How to reproduce Q4_X
Hi, if it's not a secret could you please describe how to reproduce your "full quality" Q4_X quant?
I would like to try do it myself and then also I would like to try the same method to produce Q4_X of YuanLabAI/Yuan3.0-Ultra-int4. Nobody seems to be interested in doing that :(
Hi, sure.

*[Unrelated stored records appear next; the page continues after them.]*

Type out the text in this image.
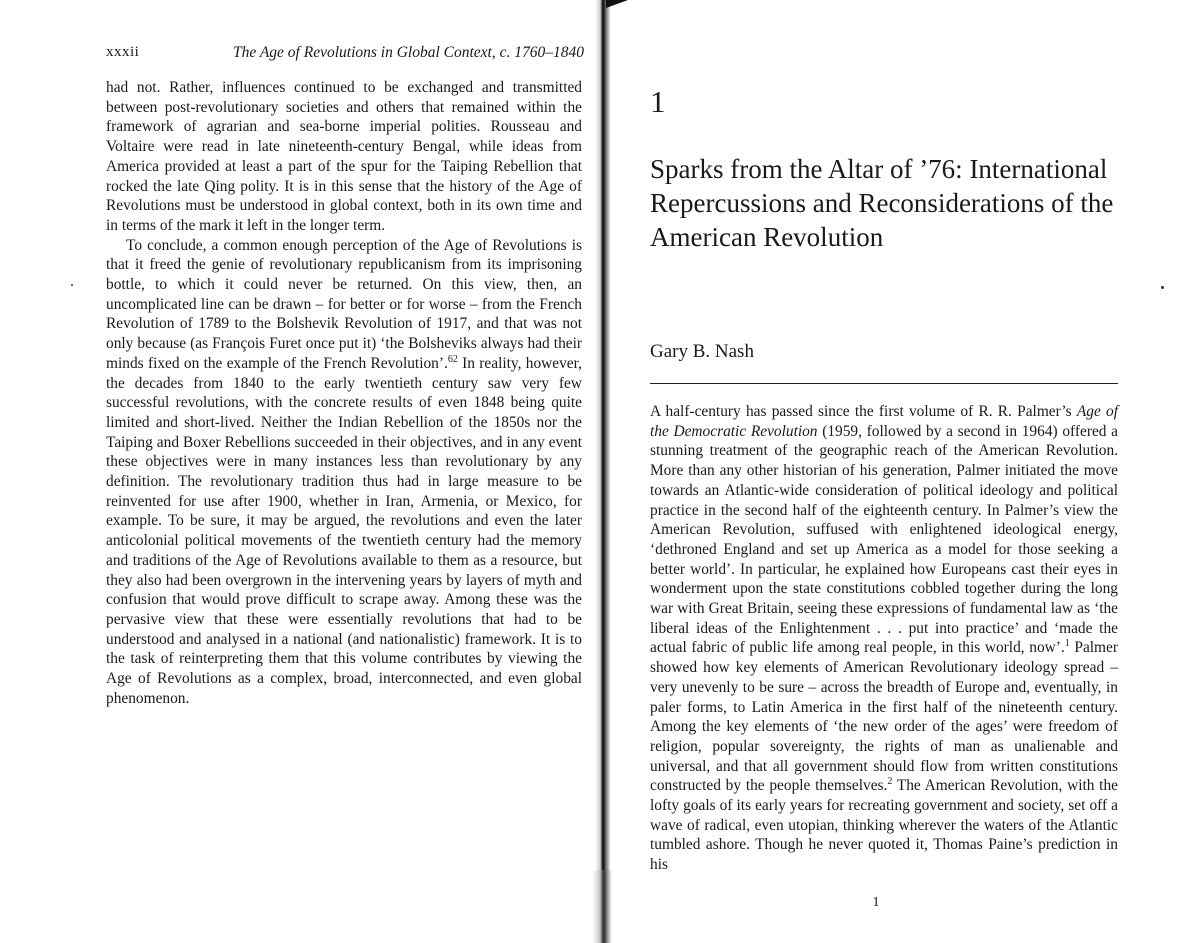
xxxii	The Age of Revolutions in Global Context, c. 1760–1840

had not. Rather, influences continued to be exchanged and transmitted between post-revolutionary societies and others that remained within the framework of agrarian and sea-borne imperial polities. Rousseau and Voltaire were read in late nineteenth-century Bengal, while ideas from America provided at least a part of the spur for the Taiping Rebellion that rocked the late Qing polity. It is in this sense that the history of the Age of Revolutions must be understood in global context, both in its own time and in terms of the mark it left in the longer term.

To conclude, a common enough perception of the Age of Revolutions is that it freed the genie of revolutionary republicanism from its imprisoning bottle, to which it could never be returned. On this view, then, an uncomplicated line can be drawn – for better or for worse – from the French Revolution of 1789 to the Bolshevik Revolution of 1917, and that was not only because (as François Furet once put it) ‘the Bolsheviks always had their minds fixed on the example of the French Revolution’.$^{62}$ In reality, however, the decades from 1840 to the early twentieth century saw very few successful revolutions, with the concrete results of even 1848 being quite limited and short-lived. Neither the Indian Rebellion of the 1850s nor the Taiping and Boxer Rebellions succeeded in their objectives, and in any event these objectives were in many instances less than revolutionary by any definition. The revolutionary tradition thus had in large measure to be reinvented for use after 1900, whether in Iran, Armenia, or Mexico, for example. To be sure, it may be argued, the revolutions and even the later anticolonial political movements of the twentieth century had the memory and traditions of the Age of Revolutions available to them as a resource, but they also had been overgrown in the intervening years by layers of myth and confusion that would prove difficult to scrape away. Among these was the pervasive view that these were essentially revolutions that had to be understood and analysed in a national (and nationalistic) framework. It is to the task of reinterpreting them that this volume contributes by viewing the Age of Revolutions as a complex, broad, interconnected, and even global phenomenon.

1
Sparks from the Altar of ’76: International Repercussions and Reconsiderations of the American Revolution
Gary B. Nash

A half-century has passed since the first volume of R. R. Palmer’s Age of the Democratic Revolution (1959, followed by a second in 1964) offered a stunning treatment of the geographic reach of the American Revolution. More than any other historian of his generation, Palmer initiated the move towards an Atlantic-wide consideration of political ideology and political practice in the second half of the eighteenth century. In Palmer’s view the American Revolution, suffused with enlightened ideological energy, ‘dethroned England and set up America as a model for those seeking a better world’. In particular, he explained how Europeans cast their eyes in wonderment upon the state constitutions cobbled together during the long war with Great Britain, seeing these expressions of fundamental law as ‘the liberal ideas of the Enlightenment . . . put into practice’ and ‘made the actual fabric of public life among real people, in this world, now’.$^1$ Palmer showed how key elements of American Revolutionary ideology spread – very unevenly to be sure – across the breadth of Europe and, eventually, in paler forms, to Latin America in the first half of the nineteenth century. Among the key elements of ‘the new order of the ages’ were freedom of religion, popular sovereignty, the rights of man as unalienable and universal, and that all government should flow from written constitutions constructed by the people themselves.$^2$ The American Revolution, with the lofty goals of its early years for recreating government and society, set off a wave of radical, even utopian, thinking wherever the waters of the Atlantic tumbled ashore. Though he never quoted it, Thomas Paine’s prediction in his

1
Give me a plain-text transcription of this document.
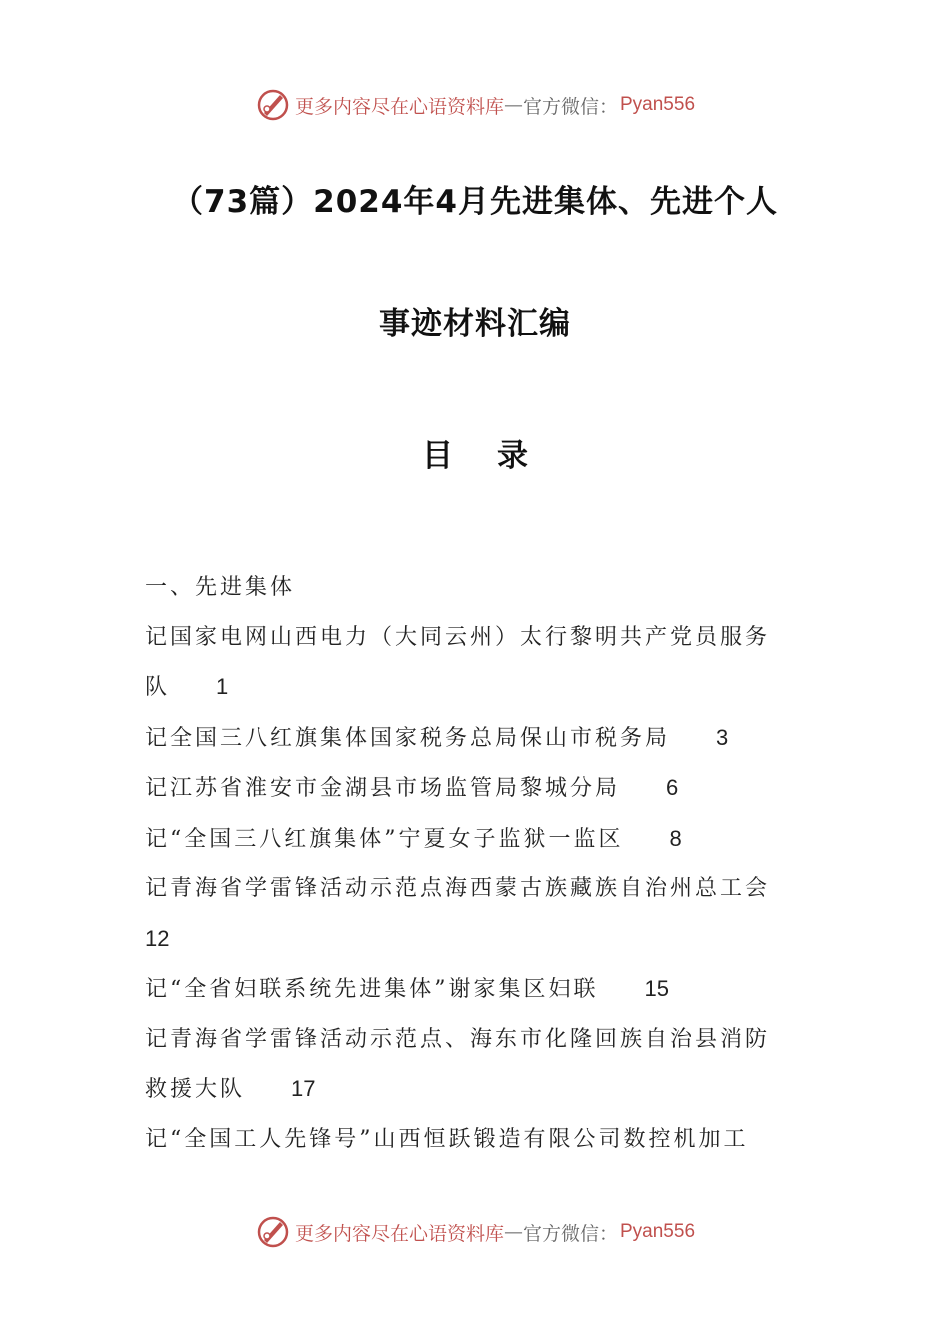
更多内容尽在心语资料库 — 官方微信： Pyan556
（73篇）2024年4月先进集体、先进个人
事迹材料汇编
目 录
一、先进集体
记国家电网山西电力（大同云州）太行黎明共产党员服务
队 1
记全国三八红旗集体国家税务总局保山市税务局 3
记江苏省淮安市金湖县市场监管局黎城分局 6
记“全国三八红旗集体”宁夏女子监狱一监区 8
记青海省学雷锋活动示范点海西蒙古族藏族自治州总工会
12
记“全省妇联系统先进集体”谢家集区妇联 15
记青海省学雷锋活动示范点、海东市化隆回族自治县消防
救援大队 17
记“全国工人先锋号”山西恒跃锻造有限公司数控机加工
更多内容尽在心语资料库 — 官方微信： Pyan556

First thing is you need a small patch to ggml/src/ggml-quants.c around line 90:
-- const float d = max / -8;
++ const float d = max / -7;
That change is from @jukofyork 's findings as documented here: https://github.com/ggml-org/llama.cpp/pull/17064#issuecomment-3520544778
Once you compile llama.cpp with that, you can run the convert_hf_to_gguf.py to make the 2.1TB BF16.gguf
Then it's a matter of running llama-quantize --tensor-type ffn_up_exps=Q4_0 --tensor-type ffn_gate_exps=Q4_0 --tensor-type ffn_down_exps=Q4_0 Kimi-K2.5-BF16.gguf Kimi-K2.5-Q4_X.gguf Q8_0 which will quantize the routed experts to Q4_0 and keep the rest of the model in Q8_0. An imatrix shouldn't be needed to make the Q4_X quant.